Where Dave's fits in LA hot chicken

LA takes hot chicken seriously. This is the city of Howlin' Ray's lines you could measure in hours, plus a dozen other Nashville-style spots. Dave's plays a different game: fast, consistent, and built around a simple seven-level spice ladder that runs from No Spice to the waiver-required Reaper. It is not trying to be the artisanal pilgrimage. It is trying to be the reliable one, open late, that you can actually get into tonight.

For a first visit, I would get the two-tender combo or the sliders, set the heat at Medium, and add loaded fries. If you want to plan the calories before you commit, the calorie calculator does the math so your conscience does not have to.

Find your exact LA location and hours

Because LA is enormous and stores open constantly, get the real-time answer for your specific store in about ten seconds:

  • Google Maps — search the specific Dave's, and it shows whether it is open right now, today's exact hours, and a drive-through attribute if that store has one.
  • The official locator at daveshotchicken.com/locations — authoritative addresses and hours from the source.
  • The Dave's app — order ahead so it is waiting, which in LA traffic is less a convenience and more a survival strategy.

My honest take

If you are in LA and you want the experience, go to the East Hollywood original at least once — it is the actual birthplace, not a plaque.
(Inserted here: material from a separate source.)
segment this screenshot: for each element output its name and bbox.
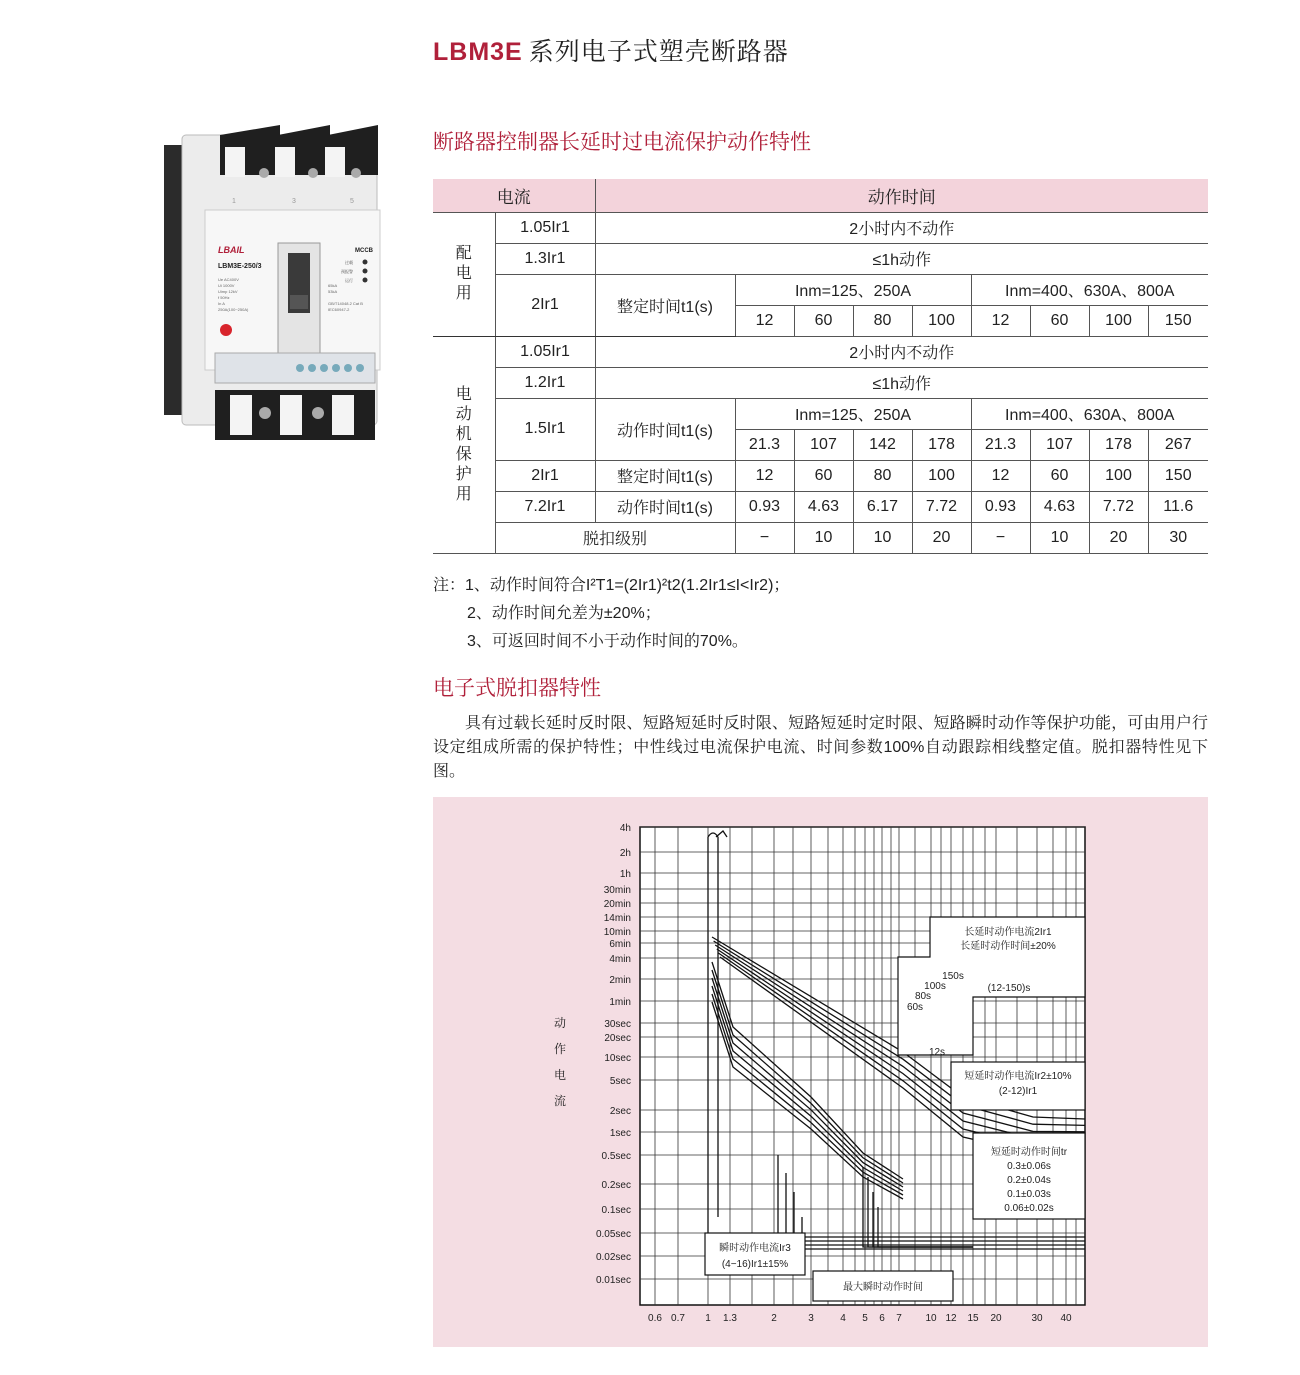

For everyday eating, pick whichever store has parking you can live with, which usually means not Koreatown at peak hours. And if it is late and you are comfortable on the couch, order delivery and skip the curb-circling entirely.

The chicken is the same recipe that started in that parking lot. The only thing LA adds is the traffic between you and it. Get the order right, pick the smart location, and the rest is just Los Angeles being Los Angeles.
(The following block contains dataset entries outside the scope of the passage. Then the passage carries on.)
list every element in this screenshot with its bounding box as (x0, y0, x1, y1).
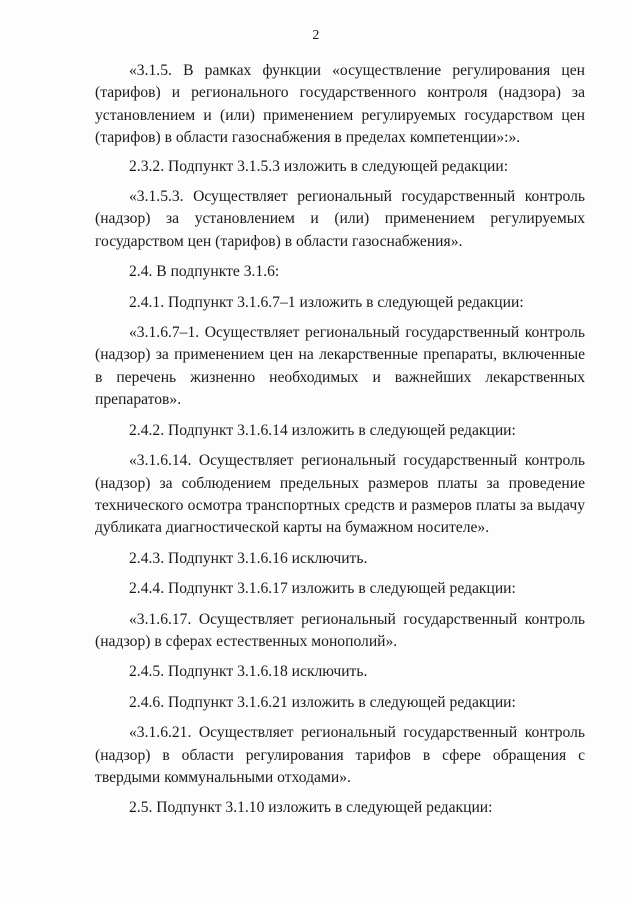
page-number: 2 (312, 28, 320, 43)
document-body (95, 60, 585, 820)
paragraph: «3.1.5. В рамках функции «осуществление регулирования цен (тарифов) и регионального государственного контроля (надзора) за установлением и (или) применением регулируемых государством цен (тарифов) в области газоснабжения в пределах компетенции»:». (95, 62, 585, 147)
paragraph: «3.1.6.21. Осуществляет региональный государственный контроль (надзор) в области регулирования тарифов в сфере обращения с твердыми коммунальными отходами». (95, 724, 585, 786)
paragraph: 2.4.4. Подпункт 3.1.6.17 изложить в следующей редакции: (129, 580, 516, 598)
paragraph: 2.4.6. Подпункт 3.1.6.21 изложить в следующей редакции: (129, 693, 516, 711)
paragraph: 2.4.3. Подпункт 3.1.6.16 исключить. (129, 549, 368, 567)
paragraph: 2.4.5. Подпункт 3.1.6.18 исключить. (129, 663, 368, 681)
paragraph: 2.4.2. Подпункт 3.1.6.14 изложить в следующей редакции: (129, 421, 516, 439)
paragraph: «3.1.6.14. Осуществляет региональный государственный контроль (надзор) за соблюдением предельных размеров платы за проведение технического осмотра транспортных средств и размеров платы за выдачу дубликата диагностической карты на бумажном носителе». (95, 452, 585, 537)
paragraph: 2.3.2. Подпункт 3.1.5.3 изложить в следующей редакции: (129, 157, 509, 175)
paragraph: «3.1.6.17. Осуществляет региональный государственный контроль (надзор) в сферах естественных монополий». (95, 610, 585, 650)
paragraph: «3.1.5.3. Осуществляет региональный государственный контроль (надзор) за установлением и (или) применением регулируемых государством цен (тарифов) в области газоснабжения». (95, 188, 585, 250)
paragraph: 2.5. Подпункт 3.1.10 изложить в следующей редакции: (129, 799, 493, 817)
paragraph: «3.1.6.7–1. Осуществляет региональный государственный контроль (надзор) за применением цен на лекарственные препараты, включенные в перечень жизненно необходимых и важнейших лекарственных препаратов». (95, 324, 585, 409)
paragraph: 2.4.1. Подпункт 3.1.6.7–1 изложить в следующей редакции: (129, 293, 524, 311)
paragraph: 2.4. В подпункте 3.1.6: (129, 263, 280, 281)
Frequently asked questions

Where is the original Dave's Hot Chicken in Los Angeles?

The original Dave's started as a parking-lot pop-up in East Hollywood in May 2017 — a yellow tent, folding tables, and about $900 of startup money. It moved into a brick-and-mortar storefront on North Western Avenue in East Hollywood in early 2018, and that location still operates today.

How many Dave's Hot Chicken locations are in Los Angeles?

Los Angeles has several Dave's locations across the city, with many more in the greater LA metro and dozens statewide. In-city spots include East Hollywood, Koreatown, and the Ladera Heights area. Because new stores open often, check the official locator for the current, exact list.

Does Dave's Hot Chicken in Los Angeles have a drive-thru?

Most LA locations do not. Dave's grew up as a walk-up and dine-in concept, and the older urban LA stores in strip centers are pickup and dine-in only. A few newer suburban builds in greater LA have drive-thru lanes. Check your specific store on Google Maps before you drive over.

Is there a Dave's Hot Chicken in Koreatown?

Yes. There is a Dave's on Wilshire Boulevard in Koreatown, which is one of LA's strongest late-night food neighborhoods. Parking in K-Town is famously rough, so factor that in or use delivery.

Can I get Dave's Hot Chicken delivered in Los Angeles?

Yes. Most LA locations are on DoorDash, Uber Eats, and Grubhub. Given how brutal parking is in Koreatown and Hollywood, delivery is often the saner choice. App menu prices usually run a little higher than in-store.